Drive encryption. Getting a bit more tricky is the concept of drive encryption (whether PC drive or USB thumb drive). If you keep passwords or credit card info or any personal info on your thumb drive which would be a major hassle or even financially ruinous of someone got their hand on it, I highly recommend encrypting it. Steganos Safe is very user friendly, but costs. A powerful, free option is TrueCrypt. But I’ll tell you, unless you know some tech, you might not want to touch it. The Fedora 9 Linux distro has a built-in drive encryption feature.
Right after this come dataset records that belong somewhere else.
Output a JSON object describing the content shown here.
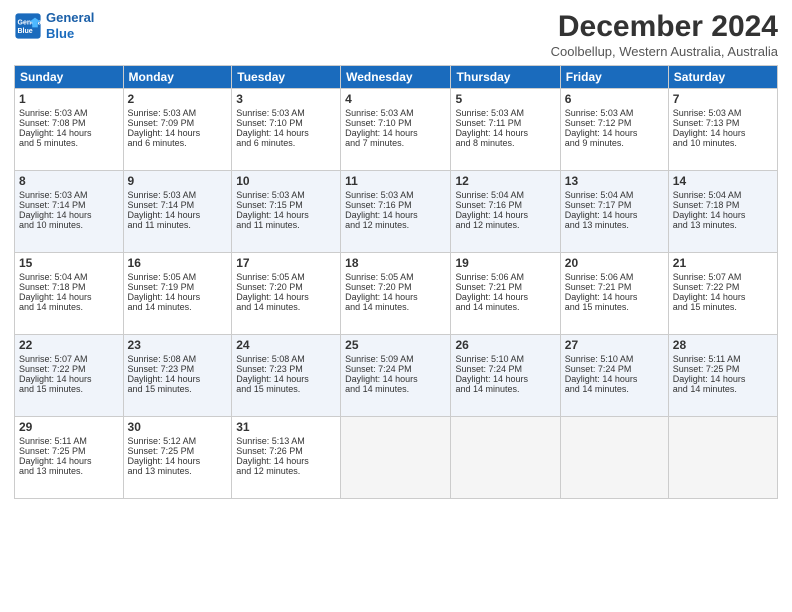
{
  "logo": {
    "line1": "General",
    "line2": "Blue"
  },
  "title": "December 2024",
  "subtitle": "Coolbellup, Western Australia, Australia",
  "days_of_week": [
    "Sunday",
    "Monday",
    "Tuesday",
    "Wednesday",
    "Thursday",
    "Friday",
    "Saturday"
  ],
  "weeks": [
    [
      {
        "day": 1,
        "lines": [
          "Sunrise: 5:03 AM",
          "Sunset: 7:08 PM",
          "Daylight: 14 hours",
          "and 5 minutes."
        ]
      },
      {
        "day": 2,
        "lines": [
          "Sunrise: 5:03 AM",
          "Sunset: 7:09 PM",
          "Daylight: 14 hours",
          "and 6 minutes."
        ]
      },
      {
        "day": 3,
        "lines": [
          "Sunrise: 5:03 AM",
          "Sunset: 7:10 PM",
          "Daylight: 14 hours",
          "and 6 minutes."
        ]
      },
      {
        "day": 4,
        "lines": [
          "Sunrise: 5:03 AM",
          "Sunset: 7:10 PM",
          "Daylight: 14 hours",
          "and 7 minutes."
        ]
      },
      {
        "day": 5,
        "lines": [
          "Sunrise: 5:03 AM",
          "Sunset: 7:11 PM",
          "Daylight: 14 hours",
          "and 8 minutes."
        ]
      },
      {
        "day": 6,
        "lines": [
          "Sunrise: 5:03 AM",
          "Sunset: 7:12 PM",
          "Daylight: 14 hours",
          "and 9 minutes."
        ]
      },
      {
        "day": 7,
        "lines": [
          "Sunrise: 5:03 AM",
          "Sunset: 7:13 PM",
          "Daylight: 14 hours",
          "and 10 minutes."
        ]
      }
    ],
    [
      {
        "day": 8,
        "lines": [
          "Sunrise: 5:03 AM",
          "Sunset: 7:14 PM",
          "Daylight: 14 hours",
          "and 10 minutes."
        ]
      },
      {
        "day": 9,
        "lines": [
          "Sunrise: 5:03 AM",
          "Sunset: 7:14 PM",
          "Daylight: 14 hours",
          "and 11 minutes."
        ]
      },
      {
        "day": 10,
        "lines": [
          "Sunrise: 5:03 AM",
          "Sunset: 7:15 PM",
          "Daylight: 14 hours",
          "and 11 minutes."
        ]
      },
      {
        "day": 11,
        "lines": [
          "Sunrise: 5:03 AM",
          "Sunset: 7:16 PM",
          "Daylight: 14 hours",
          "and 12 minutes."
        ]
      },
      {
        "day": 12,
        "lines": [
          "Sunrise: 5:04 AM",
          "Sunset: 7:16 PM",
          "Daylight: 14 hours",
          "and 12 minutes."
        ]
      },
      {
        "day": 13,
        "lines": [
          "Sunrise: 5:04 AM",
          "Sunset: 7:17 PM",
          "Daylight: 14 hours",
          "and 13 minutes."
        ]
      },
      {
        "day": 14,
        "lines": [
          "Sunrise: 5:04 AM",
          "Sunset: 7:18 PM",
          "Daylight: 14 hours",
          "and 13 minutes."
        ]
      }
    ],
    [
      {
        "day": 15,
        "lines": [
          "Sunrise: 5:04 AM",
          "Sunset: 7:18 PM",
          "Daylight: 14 hours",
          "and 14 minutes."
        ]
      },
      {
        "day": 16,
        "lines": [
          "Sunrise: 5:05 AM",
          "Sunset: 7:19 PM",
          "Daylight: 14 hours",
          "and 14 minutes."
        ]
      },
      {
        "day": 17,
        "lines": [
          "Sunrise: 5:05 AM",
          "Sunset: 7:20 PM",
          "Daylight: 14 hours",
          "and 14 minutes."
        ]
      },
      {
        "day": 18,
        "lines": [
          "Sunrise: 5:05 AM",
          "Sunset: 7:20 PM",
          "Daylight: 14 hours",
          "and 14 minutes."
        ]
      },
      {
        "day": 19,
        "lines": [
          "Sunrise: 5:06 AM",
          "Sunset: 7:21 PM",
          "Daylight: 14 hours",
          "and 14 minutes."
        ]
      },
      {
        "day": 20,
        "lines": [
          "Sunrise: 5:06 AM",
          "Sunset: 7:21 PM",
          "Daylight: 14 hours",
          "and 15 minutes."
        ]
      },
      {
        "day": 21,
        "lines": [
          "Sunrise: 5:07 AM",
          "Sunset: 7:22 PM",
          "Daylight: 14 hours",
          "and 15 minutes."
        ]
      }
    ],
    [
      {
        "day": 22,
        "lines": [
          "Sunrise: 5:07 AM",
          "Sunset: 7:22 PM",
          "Daylight: 14 hours",
          "and 15 minutes."
        ]
      },
      {
        "day": 23,
        "lines": [
          "Sunrise: 5:08 AM",
          "Sunset: 7:23 PM",
          "Daylight: 14 hours",
          "and 15 minutes."
        ]
      },
      {
        "day": 24,
        "lines": [
          "Sunrise: 5:08 AM",
          "Sunset: 7:23 PM",
          "Daylight: 14 hours",
          "and 15 minutes."
        ]
      },
      {
        "day": 25,
        "lines": [
          "Sunrise: 5:09 AM",
          "Sunset: 7:24 PM",
          "Daylight: 14 hours",
          "and 14 minutes."
        ]
      },
      {
        "day": 26,
        "lines": [
          "Sunrise: 5:10 AM",
          "Sunset: 7:24 PM",
          "Daylight: 14 hours",
          "and 14 minutes."
        ]
      },
      {
        "day": 27,
        "lines": [
          "Sunrise: 5:10 AM",
          "Sunset: 7:24 PM",
          "Daylight: 14 hours",
          "and 14 minutes."
        ]
      },
      {
        "day": 28,
        "lines": [
          "Sunrise: 5:11 AM",
          "Sunset: 7:25 PM",
          "Daylight: 14 hours",
          "and 14 minutes."
        ]
      }
    ],
    [
      {
        "day": 29,
        "lines": [
          "Sunrise: 5:11 AM",
          "Sunset: 7:25 PM",
          "Daylight: 14 hours",
          "and 13 minutes."
        ]
      },
      {
        "day": 30,
        "lines": [
          "Sunrise: 5:12 AM",
          "Sunset: 7:25 PM",
          "Daylight: 14 hours",
          "and 13 minutes."
        ]
      },
      {
        "day": 31,
        "lines": [
          "Sunrise: 5:13 AM",
          "Sunset: 7:26 PM",
          "Daylight: 14 hours",
          "and 12 minutes."
        ]
      },
      null,
      null,
      null,
      null
    ]
  ]
}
Come to think of it, I think Windows XP Pro (and maybe Vista) also has drive encryption if you’ve formatted the drive in NTFS…except, Windows login security is VERY easy to circumvent. Don’t rely on it.

Well, I guess that it. Final thoughts: Security and privacy is everyone’s right, protecting it is everyone’s responsibility. Don’t be lazy, take time investigate how you are at risk and take steps to protect yourself and your civil liberties. It benefits all of us!

Update (28 Jun 1:30pm): Here’s a new example of how trustworthy and ethical those with power and control use it:

And a sign of the times: Sweden, a former protector of civil liberties and privacy, last week passed a bill which allowed the government to monitor ALL domestic electronic and telephone communications.